Pharmacists must also be prepared to educate patients about biosimilars. Patients may ask if the biosimilar is a “generic” version of the branded drug or have heard of a less expensive generic version of the reference product.
Patients may also ask pharmacists if they can substitute what is dispensed between the biosimilar and its reference product. The answer is “no.” Pharmacists may not substitute or interchange a biosimilar that is not FDA-designated as “interchangeable” (none are as of today), Rubinstein said. In the case of a biosimilar that is interchangeable, state law may dictate what the pharmacist should do on substitution.
Biosimilars’ adoption varies by country
In the European Union, uptake of biosimilars varies by country, since payers have adopted a variety of approaches to encourage physicians to prescribe them.

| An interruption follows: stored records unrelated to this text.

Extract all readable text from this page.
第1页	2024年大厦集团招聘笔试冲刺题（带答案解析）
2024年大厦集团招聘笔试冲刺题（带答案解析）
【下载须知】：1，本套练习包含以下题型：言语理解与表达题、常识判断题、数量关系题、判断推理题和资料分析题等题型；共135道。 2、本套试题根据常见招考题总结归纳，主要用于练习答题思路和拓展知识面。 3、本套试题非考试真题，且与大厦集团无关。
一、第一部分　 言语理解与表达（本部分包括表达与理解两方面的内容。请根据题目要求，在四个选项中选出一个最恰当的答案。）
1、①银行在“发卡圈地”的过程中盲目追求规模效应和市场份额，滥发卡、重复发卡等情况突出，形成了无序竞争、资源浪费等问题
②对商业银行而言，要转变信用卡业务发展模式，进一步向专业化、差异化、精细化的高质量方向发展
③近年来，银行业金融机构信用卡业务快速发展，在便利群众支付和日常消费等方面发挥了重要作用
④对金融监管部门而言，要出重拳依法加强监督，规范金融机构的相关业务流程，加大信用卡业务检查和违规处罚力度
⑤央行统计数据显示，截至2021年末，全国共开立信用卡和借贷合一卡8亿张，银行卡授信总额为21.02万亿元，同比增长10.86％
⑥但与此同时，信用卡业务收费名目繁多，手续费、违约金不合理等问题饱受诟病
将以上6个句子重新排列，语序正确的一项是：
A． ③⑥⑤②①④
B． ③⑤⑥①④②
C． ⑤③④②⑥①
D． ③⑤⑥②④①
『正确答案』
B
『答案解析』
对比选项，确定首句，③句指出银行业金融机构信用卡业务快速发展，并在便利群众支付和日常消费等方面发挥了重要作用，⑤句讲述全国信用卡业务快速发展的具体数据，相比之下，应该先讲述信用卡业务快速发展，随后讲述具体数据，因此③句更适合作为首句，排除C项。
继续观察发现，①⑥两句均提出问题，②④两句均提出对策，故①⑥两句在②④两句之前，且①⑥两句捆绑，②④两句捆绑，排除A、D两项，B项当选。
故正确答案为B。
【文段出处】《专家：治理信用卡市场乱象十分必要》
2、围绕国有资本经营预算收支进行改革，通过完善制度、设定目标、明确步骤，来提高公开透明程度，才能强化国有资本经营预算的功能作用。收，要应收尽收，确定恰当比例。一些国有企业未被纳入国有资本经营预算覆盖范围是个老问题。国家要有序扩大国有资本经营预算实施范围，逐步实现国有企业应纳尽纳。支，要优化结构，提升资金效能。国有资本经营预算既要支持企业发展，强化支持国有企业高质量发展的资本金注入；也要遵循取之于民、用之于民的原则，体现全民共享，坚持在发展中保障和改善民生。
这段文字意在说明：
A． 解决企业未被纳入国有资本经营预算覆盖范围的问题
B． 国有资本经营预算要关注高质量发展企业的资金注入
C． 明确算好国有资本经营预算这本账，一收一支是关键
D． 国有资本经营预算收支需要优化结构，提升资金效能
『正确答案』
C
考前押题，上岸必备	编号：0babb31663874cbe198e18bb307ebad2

“What we found most striking is how different countries can be in their utilization of biosimilars and the difference in impact that it has on the health system. Each health system has its own set of variables that determine the role that biosimilars play,” Aitken said.

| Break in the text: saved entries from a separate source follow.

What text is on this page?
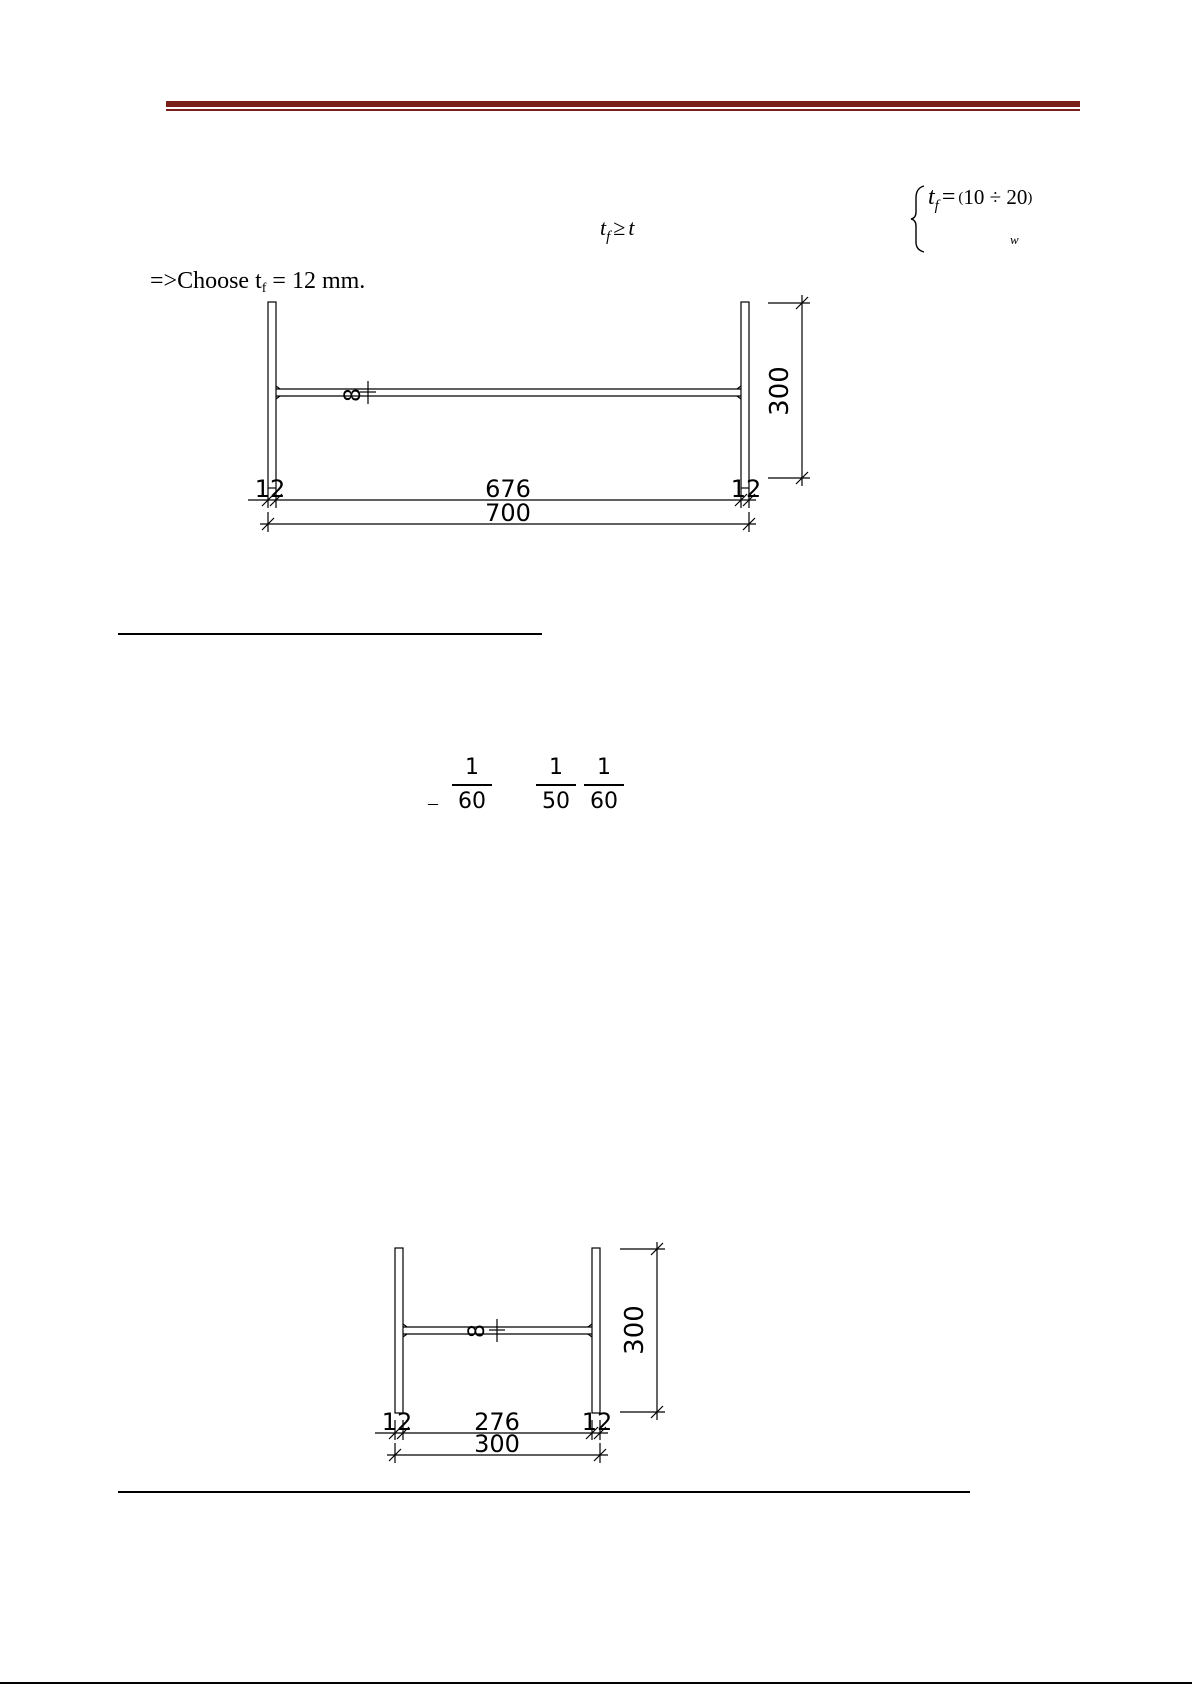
$t_f = (10 \div 20)$
w
$t_f \ge t$
=>Choose tf = 12 mm.
8	300
12	676	12
700
1
60
1
50
1
60
–
8	300
12	276	12
300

For example, Germany educates physicians and implements measures designed to stimulate biosimilar prescribing, according to IMS Institute. “By contrast, Austria’s approach-where some biosimilar medicines are subject to mandatory price reductions that may force manufacturers out of the market-has had the opposite effect, resulting in reduced access to some biosimilar products,” IMS Institute said in its statement.
The European experience with biosimilars is going to be very relevant to whether the U.S. accepts certain biosimilars, according to Aitken. For example, the biosimilar to infliximab has been well established for well over a year in some European markets. “The evidence and information being gathered by European agencies will be relevant to help build confidence by physicians and patients, as well as by the U.S. FDA, around the safety and quality of the biosimilar drugs that are available.”
Adamson believes that biosimilars’ savings and acceptance will vary greatly between the U.S. and Europe. “The problem is, in the other markets, there are a lot of single-payer systems in which the price is negotiated by the government, rather than the free market, as in the U.S.,” Adamson said. “Because of that, whatever price they come up with doesn’t necessarily help in the U.S.”
In addition, with the pace of FDA’s biosimilar approvals, it will take a while for biosimilars’ savings to be realized in the U.S. “At this time, there is no biosimilar competition. You won’t be seeing price pressure until more drugs get on the market,” Adamson said.
However, even though biosimilars’ savings may not be immediately realized, no one argues that biosimilars are here to stay-and that they will have a significant impact on both the U.S. and European healthcare market and patient care well into the future.